米上院小委員会はアップルがアイルランドに持つ複数の子会社を利用して数十億ドルの納税を回避した。不誠実な多国籍企業と税金の安い国を攻撃したいと考えている人たちはこの機会を逃さないだろう。
(日本経済新聞2013年5月23日6ページ 英フィナンシャルタイムズ特約)

【CFOならこう読む】

「だが上院議員はもっと自国の問題に関心を払ったらよいのではないか。米国の税制はあまりにも複雑で、二重課税防止の原則が二重のゼロ課税原則へと退化しているからだ。」(前掲紙)

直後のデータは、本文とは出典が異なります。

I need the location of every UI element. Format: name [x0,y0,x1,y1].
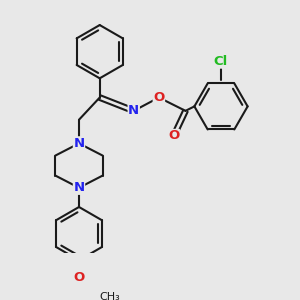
Text: O: O [168,130,179,142]
Text: O: O [74,272,85,284]
Text: O: O [153,91,164,104]
Text: Cl: Cl [214,55,228,68]
Text: N: N [74,137,85,150]
Text: CH₃: CH₃ [100,292,121,300]
Text: N: N [74,181,85,194]
Text: N: N [128,104,139,117]
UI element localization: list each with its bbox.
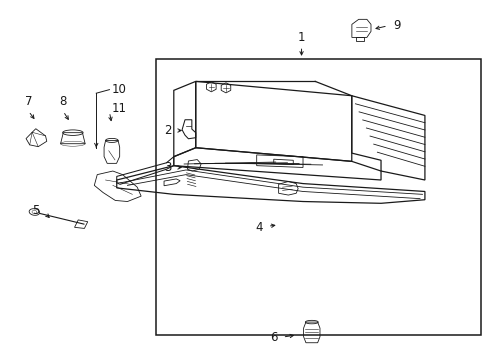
Text: 8: 8 (60, 95, 67, 108)
Text: 11: 11 (112, 102, 126, 115)
Text: 10: 10 (112, 83, 126, 96)
Text: 2: 2 (163, 124, 171, 137)
Text: 5: 5 (33, 204, 40, 217)
Text: 3: 3 (163, 161, 171, 174)
Text: 6: 6 (269, 331, 277, 344)
Text: 9: 9 (393, 19, 400, 32)
Text: 7: 7 (25, 95, 32, 108)
Text: 4: 4 (255, 221, 263, 234)
Text: 1: 1 (297, 31, 305, 44)
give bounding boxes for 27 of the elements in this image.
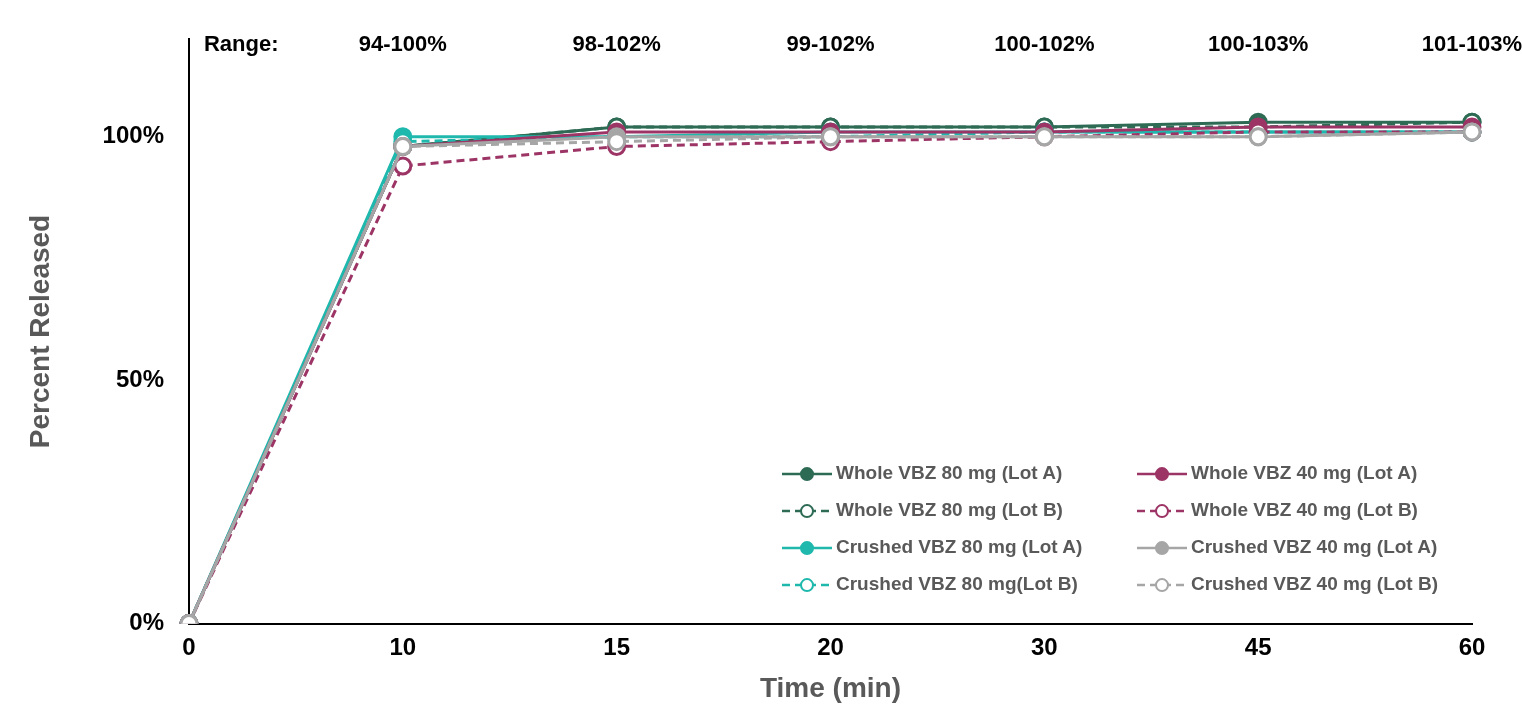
- annotation: 100-102%: [994, 31, 1095, 57]
- annotation: 100-103%: [1208, 31, 1309, 57]
- annotation: 99-102%: [786, 31, 875, 57]
- x-tick-label: 30: [1030, 632, 1058, 660]
- legend-label: Whole VBZ 80 mg (Lot A): [836, 462, 1063, 484]
- legend-label: Crushed VBZ 80 mg (Lot A): [836, 536, 1083, 558]
- annotation: 98-102%: [572, 31, 661, 57]
- y-tick-label: 50%: [115, 364, 164, 392]
- x-tick-label: 10: [389, 632, 417, 660]
- x-tick-label: 20: [817, 632, 844, 660]
- y-axis-title: Percent Released: [23, 214, 55, 449]
- annotation: 94-100%: [358, 31, 447, 57]
- legend-label: Whole VBZ 40 mg (Lot B): [1191, 499, 1418, 521]
- annotation: 101-103%: [1421, 31, 1522, 57]
- legend-label: Crushed VBZ 40 mg (Lot B): [1191, 573, 1439, 595]
- legend-label: Whole VBZ 40 mg (Lot A): [1191, 462, 1418, 484]
- y-tick-label: 0%: [129, 608, 164, 636]
- legend-label: Crushed VBZ 40 mg (Lot A): [1191, 536, 1438, 558]
- legend-label: Whole VBZ 80 mg (Lot B): [836, 499, 1063, 521]
- annotation: Range:: [203, 31, 279, 57]
- x-tick-label: 0: [182, 632, 196, 660]
- x-axis-title: Time (min): [759, 671, 902, 703]
- legend-label: Crushed VBZ 80 mg(Lot B): [836, 573, 1078, 595]
- x-tick-label: 45: [1244, 632, 1272, 660]
- x-tick-label: 15: [603, 632, 631, 660]
- x-tick-label: 60: [1458, 632, 1486, 660]
- y-tick-label: 100%: [102, 121, 164, 149]
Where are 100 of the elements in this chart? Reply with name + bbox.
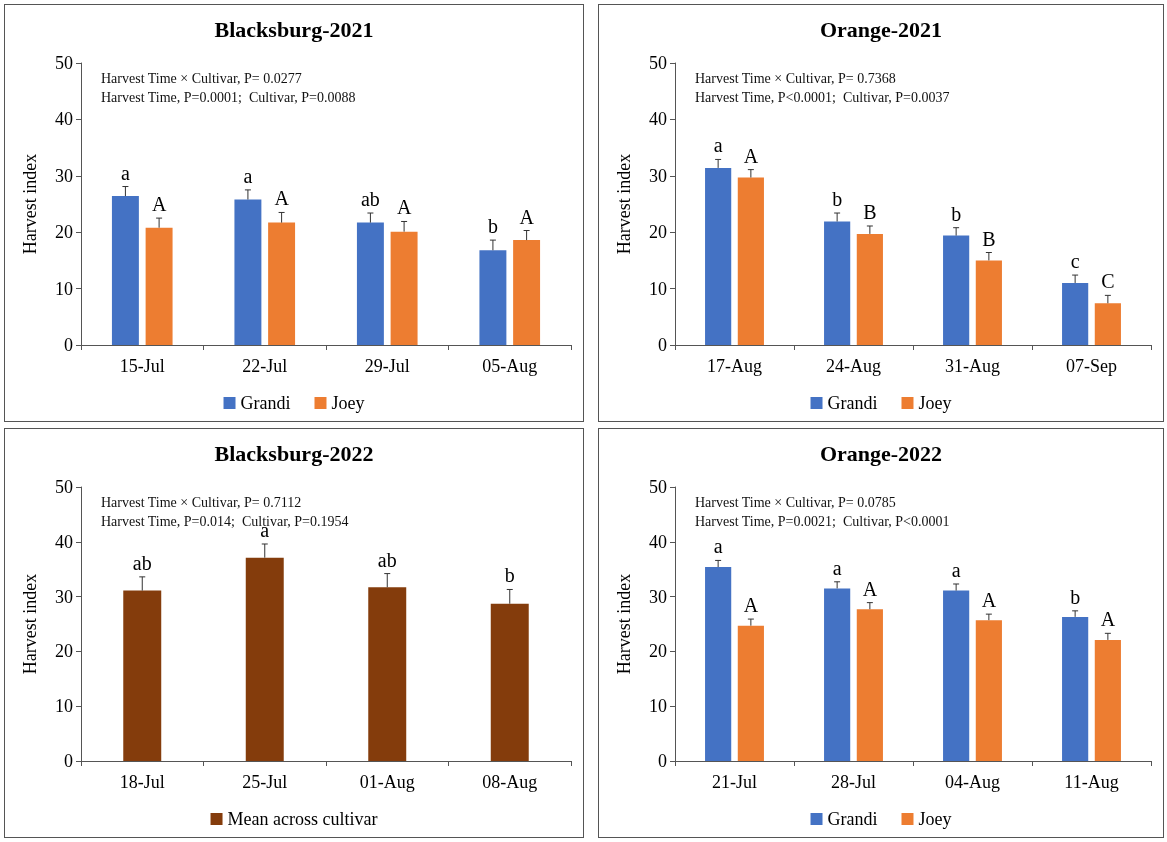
bar: [1062, 616, 1089, 761]
y-tick-label: 30: [55, 165, 73, 186]
bar: [368, 587, 407, 761]
bar: [145, 227, 173, 345]
x-tick-label: 28-Jul: [831, 772, 876, 792]
annotation: Harvest Time × Cultivar, P= 0.0785: [695, 495, 896, 510]
annotation: Harvest Time × Cultivar, P= 0.0277: [101, 71, 302, 86]
bar: [856, 233, 883, 345]
chart-title: Blacksburg-2022: [214, 440, 374, 466]
x-tick-label: 05-Aug: [482, 356, 538, 376]
data-label: A: [1100, 608, 1116, 631]
legend-label: Joey: [331, 393, 365, 413]
chart-title: Blacksburg-2021: [214, 16, 374, 42]
bar: [705, 167, 732, 345]
data-label: a: [120, 161, 130, 184]
bar: [490, 603, 529, 761]
data-label: b: [951, 202, 962, 225]
bar: [975, 620, 1002, 761]
x-tick-label: 29-Jul: [364, 356, 410, 376]
y-tick-label: 50: [649, 53, 667, 73]
legend-label: Grandi: [240, 393, 291, 413]
y-tick-label: 20: [55, 641, 73, 662]
y-tick-label: 50: [649, 477, 667, 497]
y-tick-label: 20: [55, 222, 73, 243]
bar: [234, 199, 262, 345]
y-tick-label: 30: [55, 586, 73, 607]
x-tick-label: 22-Jul: [242, 356, 288, 376]
x-tick-label: 21-Jul: [712, 772, 757, 792]
annotation: Harvest Time × Cultivar, P= 0.7368: [695, 71, 896, 86]
data-label: a: [713, 134, 723, 157]
y-tick-label: 30: [649, 165, 667, 186]
legend-label: Grandi: [827, 809, 878, 829]
data-label: a: [832, 556, 842, 579]
bar: [943, 590, 970, 761]
y-tick-label: 10: [649, 696, 667, 717]
data-label: A: [862, 577, 878, 600]
data-label: A: [151, 193, 167, 216]
data-label: b: [1070, 585, 1081, 608]
y-tick-label: 10: [649, 278, 667, 299]
x-tick-label: 01-Aug: [359, 772, 415, 792]
data-label: b: [487, 215, 498, 238]
data-label: A: [396, 196, 412, 219]
y-tick-label: 0: [658, 751, 667, 771]
data-label: ab: [132, 551, 152, 574]
bar: [824, 221, 851, 345]
bar: [268, 222, 296, 345]
x-tick-label: 07-Sep: [1066, 356, 1117, 376]
y-axis-title: Harvest index: [614, 573, 634, 675]
y-tick-label: 10: [55, 278, 73, 299]
bar: [513, 240, 541, 345]
bar: [1062, 282, 1089, 345]
y-tick-label: 10: [55, 696, 73, 717]
bar: [1094, 303, 1121, 345]
bar: [1094, 639, 1121, 761]
legend-label: Joey: [918, 809, 952, 829]
x-tick-label: 24-Aug: [826, 356, 881, 376]
bar: [479, 250, 507, 345]
annotation: Harvest Time × Cultivar, P= 0.7112: [101, 495, 302, 510]
y-axis-title: Harvest index: [614, 153, 634, 255]
annotation: Harvest Time, P=0.0001; Cultivar, P=0.0088: [101, 90, 356, 105]
bar: [856, 609, 883, 761]
data-label: B: [863, 201, 877, 223]
legend-label: Grandi: [827, 393, 878, 413]
bar: [737, 625, 764, 761]
annotation: Harvest Time, P=0.0021; Cultivar, P<0.0001: [695, 514, 950, 529]
data-label: ab: [377, 548, 397, 571]
x-tick-label: 08-Aug: [482, 772, 538, 792]
bar: [705, 567, 732, 761]
x-tick-label: 17-Aug: [707, 356, 762, 376]
chart-title: Orange-2022: [819, 440, 943, 466]
data-label: ab: [360, 188, 380, 211]
bar: [737, 177, 764, 345]
data-label: a: [713, 535, 723, 558]
y-axis-title: Harvest index: [20, 573, 40, 675]
bar: [943, 235, 970, 345]
y-tick-label: 30: [649, 586, 667, 607]
bar: [111, 196, 139, 345]
bar: [356, 222, 384, 345]
x-tick-label: 15-Jul: [119, 356, 165, 376]
data-label: A: [743, 144, 759, 167]
data-label: b: [504, 564, 515, 587]
bar: [824, 588, 851, 761]
bar: [123, 590, 162, 761]
data-label: A: [519, 205, 535, 228]
data-label: A: [274, 187, 290, 210]
y-tick-label: 20: [649, 222, 667, 243]
y-tick-label: 50: [55, 53, 73, 73]
x-tick-label: 18-Jul: [119, 772, 165, 792]
legend-label: Mean across cultivar: [227, 809, 378, 829]
x-tick-label: 25-Jul: [242, 772, 288, 792]
annotation: Harvest Time, P<0.0001; Cultivar, P=0.0037: [695, 90, 950, 105]
y-tick-label: 0: [64, 751, 73, 771]
y-tick-label: 40: [55, 531, 73, 552]
y-tick-label: 0: [658, 335, 667, 355]
data-label: B: [982, 227, 996, 250]
x-tick-label: 11-Aug: [1064, 772, 1119, 792]
chart-title: Orange-2021: [819, 16, 943, 42]
legend-label: Joey: [918, 393, 952, 413]
data-label: A: [743, 594, 759, 617]
bar: [245, 557, 284, 761]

米国では、連邦税に関し、法人税を課す企業体を明示した上で、それ以外の事業体については、事業体課税かパススルー課税かを選択できる仕組みを有しています(チェック・ザ・ボックス規則と言います)。

外国孫会社までチェック・ザ・ボックス規則を適用することが認められているため、これを利用した租税回避が横行しています。

多くの米国の多国籍企業はこの規則を巧妙に利用し、「二重のゼロ課税原則」を達成していると言われています。

しかし、だからと言って単純にチェック・ザ・ボックス規則を廃止すべきということにはなりません。
法人税の対象となる法人概念を正確に定義することが困難であるため、多くの事業体について法人税を課さず、構成員課税を選択することが認められているのです。

米国の税制は、多くの判例が積み重なって構築されているので、個々の条文改正で抜け穴を塞ぐのも簡単なことではないのです。